According to Batchelor, color’s association with sexuality has always prompted its purging from the ordered ranks of Western society. Color, he writes, “was to be contained and subordinated—like a woman.” Its spuriousness and its “lowly place in the moral hierarchy of the universe,” as well as its association with promiscuity, vulgarity, and cosmetic deceit (Plato refers to facial cosmetics as “a fraudulent, baseborn, slavish knave”), have resulted in repeated attempts to evade sexuality by eschewing color to avoid “moral panic.” Coincidentally, “moral panic” was the exact term used by several writers, including The New Yorker’s Masha Gessen, to discuss the origins and repercussions of #MeToo. All of this means that in its incessant desire to project power by sidelining traditional femininity, #MeToo has inadvertently turned against its own credo and has condoned the historical misogyny manifested in the fear of color.

By choosing the aesthetic of what Batchelor calls “voluntary poverty,” to signal the “righteous and evangelical,” the #MeToo movement backed itself into the Apollonian corner, when its true aesthetic preference should have been Dionysian. Mikhail Bakhtin’s famous description of the classical body “cleared of any evidence of grotesque embarrassments of an actual life,” including color, is identified in Jacqueline Lichtenstein’s book The Eloquence of Color as “moral Puritanism and aesthetic austerity, . . . odorless and colorless may be said to be true, beautiful, and good.” Color, on the other hand, “exists as a disruption in the symbolic order,” representing, “the disobedient, the eccentric, the irregular, and the subversive.” If Batchelor is right, and color is indeed a harbinger of liberty, then #MeToo’s eagerness to shed patriarchal shackles should have led it to embrace color, not shun it.

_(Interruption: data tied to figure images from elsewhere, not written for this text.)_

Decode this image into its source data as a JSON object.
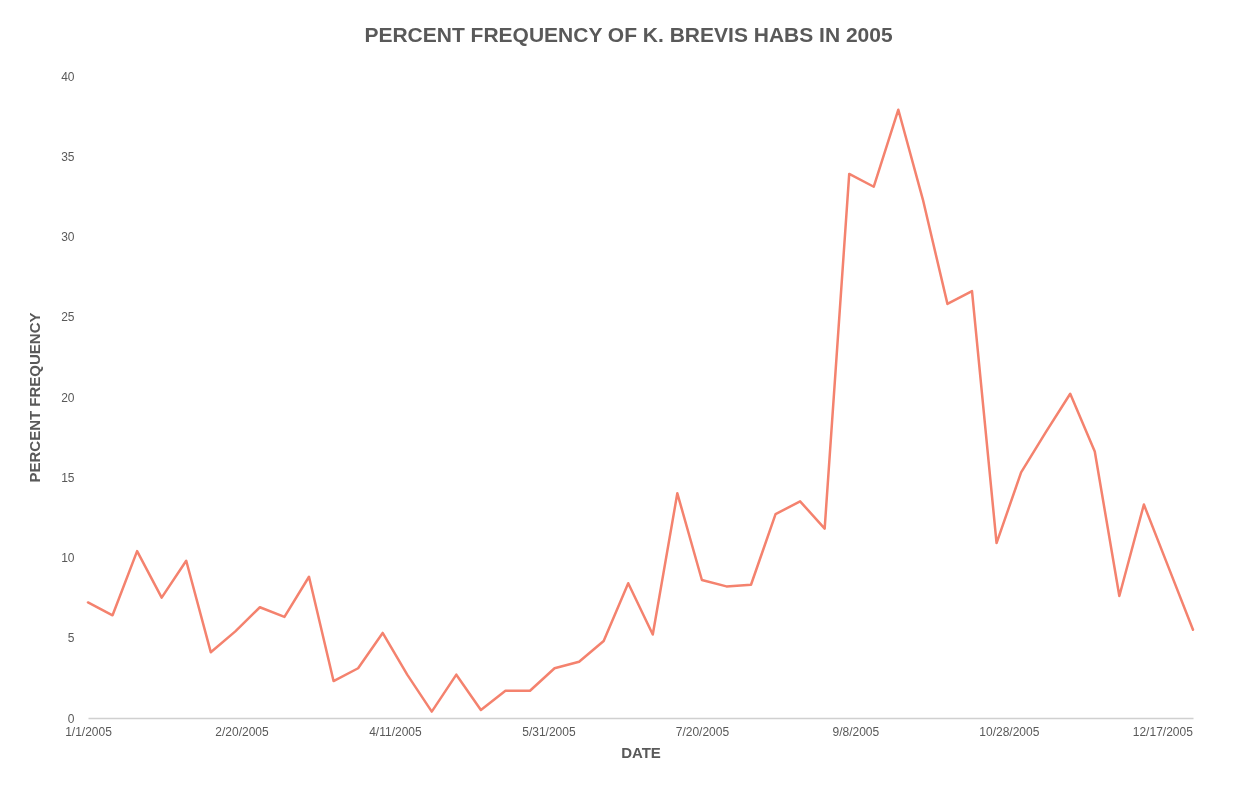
{
  "chart_data": {
    "type": "line",
    "title": "PERCENT FREQUENCY OF K. BREVIS HABS IN 2005",
    "xlabel": "DATE",
    "ylabel": "PERCENT FREQUENCY",
    "x": [
      "2005-01-01",
      "2005-01-09",
      "2005-01-17",
      "2005-01-25",
      "2005-02-02",
      "2005-02-10",
      "2005-02-18",
      "2005-02-26",
      "2005-03-06",
      "2005-03-14",
      "2005-03-22",
      "2005-03-30",
      "2005-04-07",
      "2005-04-15",
      "2005-04-23",
      "2005-05-01",
      "2005-05-09",
      "2005-05-17",
      "2005-05-25",
      "2005-06-02",
      "2005-06-10",
      "2005-06-18",
      "2005-06-26",
      "2005-07-04",
      "2005-07-12",
      "2005-07-20",
      "2005-07-28",
      "2005-08-05",
      "2005-08-13",
      "2005-08-21",
      "2005-08-29",
      "2005-09-06",
      "2005-09-14",
      "2005-09-22",
      "2005-09-30",
      "2005-10-08",
      "2005-10-16",
      "2005-10-24",
      "2005-11-01",
      "2005-11-09",
      "2005-11-17",
      "2005-11-25",
      "2005-12-03",
      "2005-12-11",
      "2005-12-19",
      "2005-12-27"
    ],
    "series": [
      {
        "color": "#f4826e",
        "values": [
          7.2,
          6.4,
          10.4,
          7.5,
          9.8,
          4.1,
          5.4,
          6.9,
          6.3,
          8.8,
          2.3,
          3.1,
          5.3,
          2.7,
          0.4,
          2.7,
          0.5,
          1.7,
          1.7,
          3.1,
          3.5,
          4.8,
          8.4,
          5.2,
          14.0,
          8.6,
          8.2,
          8.3,
          12.7,
          13.5,
          11.8,
          33.9,
          33.1,
          37.9,
          32.3,
          25.8,
          26.6,
          10.9,
          15.3,
          17.8,
          20.2,
          16.6,
          7.6,
          13.3,
          9.4,
          5.5
        ]
      }
    ],
    "xlim": [
      "2005-01-01",
      "2005-12-27"
    ],
    "xticks": [
      {
        "value": "2005-01-01",
        "label": "1/1/2005"
      },
      {
        "value": "2005-02-20",
        "label": "2/20/2005"
      },
      {
        "value": "2005-04-11",
        "label": "4/11/2005"
      },
      {
        "value": "2005-05-31",
        "label": "5/31/2005"
      },
      {
        "value": "2005-07-20",
        "label": "7/20/2005"
      },
      {
        "value": "2005-09-08",
        "label": "9/8/2005"
      },
      {
        "value": "2005-10-28",
        "label": "10/28/2005"
      },
      {
        "value": "2005-12-17",
        "label": "12/17/2005"
      }
    ],
    "ylim": [
      0,
      40
    ],
    "yticks": [
      0,
      5,
      10,
      15,
      20,
      25,
      30,
      35,
      40
    ],
    "grid": false,
    "marker": "none",
    "line_style": "solid"
  }
}
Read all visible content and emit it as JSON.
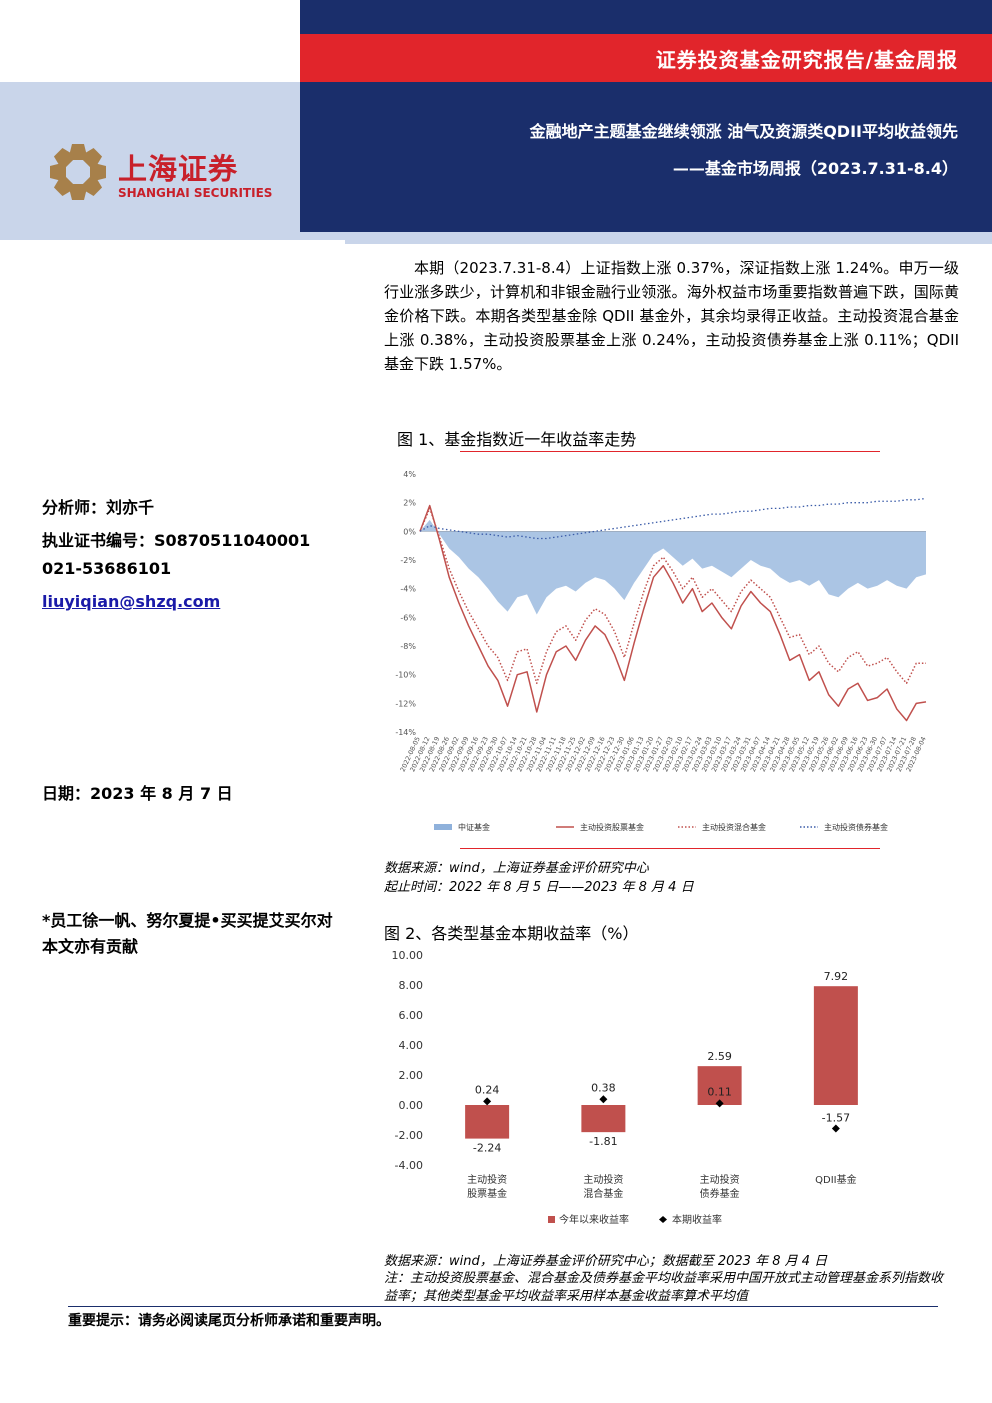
{
  "header": {
    "report_type": "证券投资基金研究报告/基金周报",
    "headline": "金融地产主题基金继续领涨 油气及资源类QDII平均收益领先",
    "subheadline": "——基金市场周报（2023.7.31-8.4）",
    "logo_cn": "上海证券",
    "logo_en": "SHANGHAI SECURITIES",
    "colors": {
      "navy": "#1a2e6b",
      "red": "#e1252b",
      "light": "#c9d5ea"
    }
  },
  "summary": "本期（2023.7.31-8.4）上证指数上涨 0.37%，深证指数上涨 1.24%。申万一级行业涨多跌少，计算机和非银金融行业领涨。海外权益市场重要指数普遍下跌，国际黄金价格下跌。本期各类型基金除 QDII 基金外，其余均录得正收益。主动投资混合基金上涨 0.38%，主动投资股票基金上涨 0.24%，主动投资债券基金上涨 0.11%；QDII 基金下跌 1.57%。",
  "sidebar": {
    "analyst": "分析师：刘亦千",
    "cert": "执业证书编号：S0870511040001",
    "phone": "021-53686101",
    "email": "liuyiqian@shzq.com",
    "date": "日期：2023 年 8 月 7 日",
    "contrib": "*员工徐一帆、努尔夏提•买买提艾买尔对本文亦有贡献"
  },
  "figure1": {
    "title": "图 1、基金指数近一年收益率走势",
    "source": "数据来源：wind，上海证券基金评价研究中心",
    "range": "起止时间：2022 年 8 月 5 日——2023 年 8 月 4 日",
    "chart_data": {
      "type": "line",
      "y_ticks": [
        "4%",
        "2%",
        "0%",
        "-2%",
        "-4%",
        "-6%",
        "-8%",
        "-10%",
        "-12%",
        "-14%"
      ],
      "ylim": [
        -14,
        4
      ],
      "x_ticks": [
        "2022-08-05",
        "2022-08-12",
        "2022-08-19",
        "2022-08-26",
        "2022-09-02",
        "2022-09-09",
        "2022-09-16",
        "2022-09-23",
        "2022-09-30",
        "2022-10-07",
        "2022-10-14",
        "2022-10-21",
        "2022-10-28",
        "2022-11-04",
        "2022-11-11",
        "2022-11-18",
        "2022-11-25",
        "2022-12-02",
        "2022-12-09",
        "2022-12-16",
        "2022-12-23",
        "2022-12-30",
        "2023-01-06",
        "2023-01-13",
        "2023-01-20",
        "2023-01-27",
        "2023-02-03",
        "2023-02-10",
        "2023-02-17",
        "2023-02-24",
        "2023-03-03",
        "2023-03-10",
        "2023-03-17",
        "2023-03-24",
        "2023-03-31",
        "2023-04-07",
        "2023-04-14",
        "2023-04-21",
        "2023-04-28",
        "2023-05-05",
        "2023-05-12",
        "2023-05-19",
        "2023-05-26",
        "2023-06-02",
        "2023-06-09",
        "2023-06-16",
        "2023-06-23",
        "2023-06-30",
        "2023-07-07",
        "2023-07-14",
        "2023-07-21",
        "2023-07-28",
        "2023-08-04"
      ],
      "series": [
        {
          "name": "中证基金",
          "style": "area",
          "color": "#8fb1db",
          "values": [
            0,
            0.8,
            -0.2,
            -1.2,
            -1.8,
            -2.6,
            -3.2,
            -4.0,
            -4.9,
            -5.6,
            -4.6,
            -4.4,
            -5.8,
            -4.6,
            -4.0,
            -3.8,
            -4.2,
            -3.6,
            -3.2,
            -3.4,
            -4.0,
            -4.8,
            -3.6,
            -2.6,
            -1.6,
            -1.2,
            -1.8,
            -2.4,
            -1.9,
            -2.6,
            -2.4,
            -2.8,
            -3.2,
            -2.6,
            -2.0,
            -2.4,
            -2.6,
            -3.2,
            -3.6,
            -3.4,
            -3.8,
            -3.4,
            -4.4,
            -4.6,
            -4.0,
            -3.6,
            -4.0,
            -3.8,
            -3.4,
            -3.8,
            -4.0,
            -3.2,
            -3.0
          ]
        },
        {
          "name": "主动投资股票基金",
          "style": "solid",
          "color": "#c0504d",
          "values": [
            0,
            1.8,
            -0.6,
            -3.2,
            -5.0,
            -6.6,
            -8.0,
            -9.4,
            -10.4,
            -12.2,
            -10.0,
            -9.8,
            -12.6,
            -10.0,
            -8.4,
            -8.0,
            -9.0,
            -7.6,
            -6.6,
            -7.2,
            -8.6,
            -10.4,
            -7.8,
            -5.4,
            -3.2,
            -2.4,
            -3.6,
            -5.0,
            -4.0,
            -5.6,
            -5.0,
            -6.0,
            -6.8,
            -5.2,
            -4.2,
            -5.0,
            -5.6,
            -7.2,
            -9.0,
            -8.6,
            -10.4,
            -9.8,
            -11.4,
            -12.2,
            -11.0,
            -10.6,
            -11.8,
            -11.6,
            -11.0,
            -12.4,
            -13.2,
            -12.0,
            -11.9
          ]
        },
        {
          "name": "主动投资混合基金",
          "style": "dotted",
          "color": "#c0504d",
          "values": [
            0,
            1.6,
            -0.4,
            -2.6,
            -4.2,
            -5.6,
            -6.8,
            -8.0,
            -8.8,
            -10.4,
            -8.4,
            -8.2,
            -10.6,
            -8.4,
            -7.0,
            -6.6,
            -7.6,
            -6.2,
            -5.4,
            -5.8,
            -7.0,
            -8.8,
            -6.4,
            -4.2,
            -2.4,
            -1.8,
            -2.8,
            -4.0,
            -3.2,
            -4.6,
            -4.0,
            -4.8,
            -5.6,
            -4.2,
            -3.4,
            -4.0,
            -4.6,
            -6.0,
            -7.4,
            -7.2,
            -8.6,
            -8.0,
            -9.2,
            -9.8,
            -8.8,
            -8.4,
            -9.4,
            -9.2,
            -8.8,
            -9.8,
            -10.6,
            -9.2,
            -9.2
          ]
        },
        {
          "name": "主动投资债券基金",
          "style": "dashed",
          "color": "#3a5ba8",
          "values": [
            0,
            0.4,
            0.2,
            0.1,
            0,
            -0.1,
            -0.2,
            -0.2,
            -0.3,
            -0.4,
            -0.3,
            -0.4,
            -0.5,
            -0.5,
            -0.4,
            -0.3,
            -0.2,
            -0.1,
            0,
            0.1,
            0.2,
            0.3,
            0.4,
            0.5,
            0.6,
            0.7,
            0.8,
            0.9,
            1.0,
            1.1,
            1.2,
            1.2,
            1.3,
            1.4,
            1.4,
            1.5,
            1.6,
            1.6,
            1.7,
            1.7,
            1.8,
            1.8,
            1.9,
            1.9,
            2.0,
            2.0,
            2.0,
            2.1,
            2.1,
            2.1,
            2.2,
            2.2,
            2.3
          ]
        }
      ],
      "legend": [
        "中证基金",
        "主动投资股票基金",
        "主动投资混合基金",
        "主动投资债券基金"
      ],
      "legend_position": "bottom"
    }
  },
  "figure2": {
    "title": "图 2、各类型基金本期收益率（%）",
    "source": "数据来源：wind，上海证券基金评价研究中心；数据截至 2023 年 8 月 4 日",
    "note": "注：主动投资股票基金、混合基金及债券基金平均收益率采用中国开放式主动管理基金系列指数收益率；其他类型基金平均收益率采用样本基金收益率算术平均值",
    "chart_data": {
      "type": "bar",
      "categories": [
        [
          "主动投资",
          "股票基金"
        ],
        [
          "主动投资",
          "混合基金"
        ],
        [
          "主动投资",
          "债券基金"
        ],
        [
          "QDII基金"
        ]
      ],
      "y_ticks": [
        "10.00",
        "8.00",
        "6.00",
        "4.00",
        "2.00",
        "0.00",
        "-2.00",
        "-4.00"
      ],
      "ylim": [
        -4,
        10
      ],
      "series": [
        {
          "name": "今年以来收益率",
          "style": "bar",
          "color": "#c0504d",
          "values": [
            -2.24,
            -1.81,
            2.59,
            7.92
          ],
          "labels": [
            "-2.24",
            "-1.81",
            "2.59",
            "7.92"
          ]
        },
        {
          "name": "本期收益率",
          "style": "marker",
          "color": "#000000",
          "values": [
            0.24,
            0.38,
            0.11,
            -1.57
          ],
          "labels": [
            "0.24",
            "0.38",
            "0.11",
            "-1.57"
          ]
        }
      ],
      "legend_position": "bottom"
    }
  },
  "notice": "重要提示：请务必阅读尾页分析师承诺和重要声明。"
}
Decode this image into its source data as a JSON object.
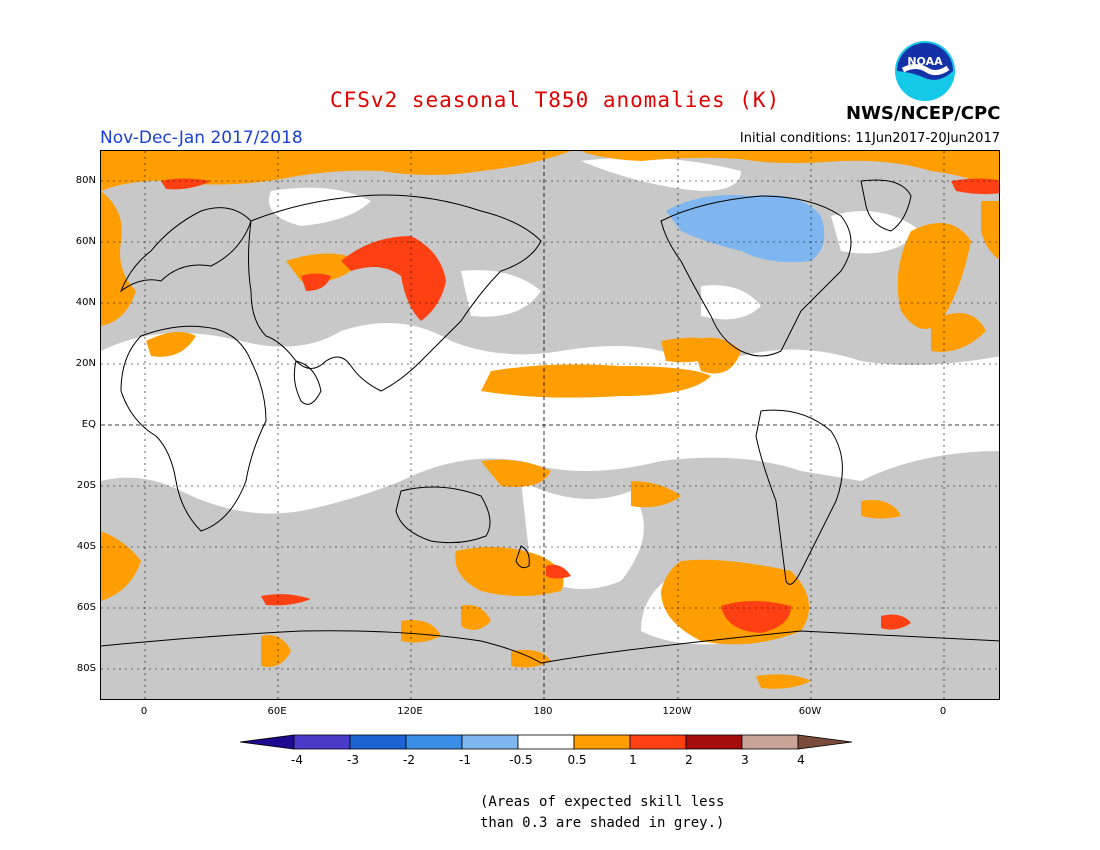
{
  "header": {
    "title": "CFSv2 seasonal T850 anomalies (K)",
    "title_color": "#e00000",
    "org": "NWS/NCEP/CPC",
    "season": "Nov-Dec-Jan 2017/2018",
    "season_color": "#1a3fd6",
    "initial_conditions": "Initial conditions: 11Jun2017-20Jun2017"
  },
  "logo": {
    "text": "NOAA",
    "icon": "noaa-logo-icon"
  },
  "map": {
    "lat_labels": [
      "80N",
      "60N",
      "40N",
      "20N",
      "EQ",
      "20S",
      "40S",
      "60S",
      "80S"
    ],
    "lon_labels": [
      "0",
      "60E",
      "120E",
      "180",
      "120W",
      "60W",
      "0"
    ]
  },
  "legend": {
    "labels": [
      "-4",
      "-3",
      "-2",
      "-1",
      "-0.5",
      "0.5",
      "1",
      "2",
      "3",
      "4"
    ],
    "colors": [
      "#1c0b8e",
      "#4a3cc9",
      "#1e63d4",
      "#3b8ee6",
      "#7fb6ef",
      "#ffffff",
      "#ff9e00",
      "#ff4012",
      "#a50c0c",
      "#c9a597",
      "#7a4a3a"
    ],
    "skill_color": "#c8c8c8"
  },
  "note": {
    "line1": "(Areas of expected skill less",
    "line2": "than 0.3 are shaded in grey.)"
  }
}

Perhaps the reason for this chromophobia is that #MeToo’s narratives are essentially textual; they dwell within the confines of joyless monochrome écriture. They are opposed to visuality, tactility, sensuality, and above all sexuality, the kind of “jubilant sexuality” that trumps textuality and is always present in color. The art critic Dave Hickey, whose attitude to color could be best described as “chromophilia,” reiterates the sexual metaphor by welcoming the “corruption” inherent in the “condition of being ravished by color.” For Hickey, color cannot exist “in a linguistic condition of degradation or excess that must necessarily derive from our expectations . . . when color signifies anything, it always signifies, as well, a respite from language and history.” Conversely, the movement’s dark, forbidding aesthetic reveals its opposition to art itself, manifested in attacks on creative men, and exposes its poorly concealed attempts to police aesthetic expression.

Why would the “silence breakers” opt for the color normally associated with death, mourning, and symbolic sobriety? The artist and art critic Jeremy Gilbert-Rolfe helps to answer that question, as he contrasts the “colorless reign of the mind” with “fashion [that] provides people with the possibility to at least propose wickedness, to play with everything which is denied to them by virtue of their having to live in society: to entertain the idea that beauty could actually be important (a terrifying idea to all religions).” Wickedness and play are most certainly not on the agenda of the increasingly cult-like #MeToo. But, as Gilbert-Rolfe points out: “everybody looks good in black.” So perhaps the best way to understand the Puritan aesthetics of #MeToo would be to go in search of vanity rather than virtue.